Supreme Court to Consider N.Y. AG's Bank Probe

WASHINGTON — The U.S. Supreme Court agreed Friday to consider whether the New York attorney general's office has the power to investigate whether some national banks have engaged in discriminatory mortgage lending in the state.

Two lower courts ruled that only federal regulators have the power to conduct such an investigation. New York, the courts said, couldn't enforce its state fair-lending laws against national banks.

The New York attorney general's office, then under the helm of Eliot Spitzer, began investigating the banks' residential real-estate lending practices in 2005, claiming that mortgage data showed that black and Hispanic borrowers received a larger percentage of high-interest home loans than white borrowers.

Spitzer asked several banks, including Wells Fargo & Co., J.P. Morgan Chase & Co. and Citigroup Inc., to voluntarily produce non-public information about their mortgage-lending practices in New York.

In response, the federal Office of the Comptroller of the Currency and the Clearing House Association, a consortium of national banks, each sued to block Spitzer's investigation.

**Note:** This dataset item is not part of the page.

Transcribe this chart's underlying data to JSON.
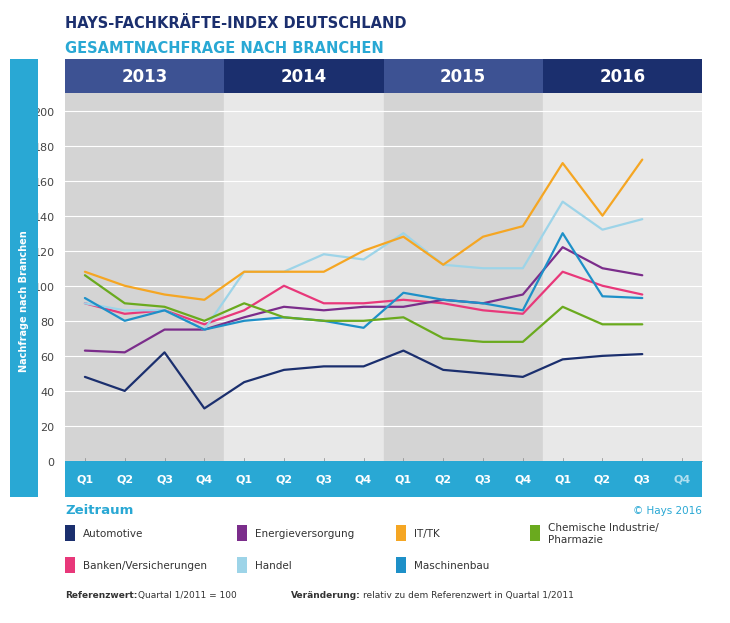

A federal trial judge barred the New York attorney general's office from demanding to see the banks' books or from moving forward with any type of enforcement action. A federal appeals court affirmed the trial judge's ruling.

The banks and the federal government prevailed in court thanks to a 2004 change in OCC policy that made it very difficult for state authorities to enforce state laws against national banks.

Spitzer, who said the OCC's bid to block his investigation was shameful, argued that the agency's policy was arbitrary and exceeded its rule-making powers. He said the state's probe was needed because the federal government weren't acting aggressively to investigate racially discriminatory lending practices.

The lower courts, however, deferred to the OCC, saying the agency's policy determinations were permissible.

The Supreme Court could hear oral arguments in the case in April.

The case is Cuomo v. Clearing House Association, 08-453.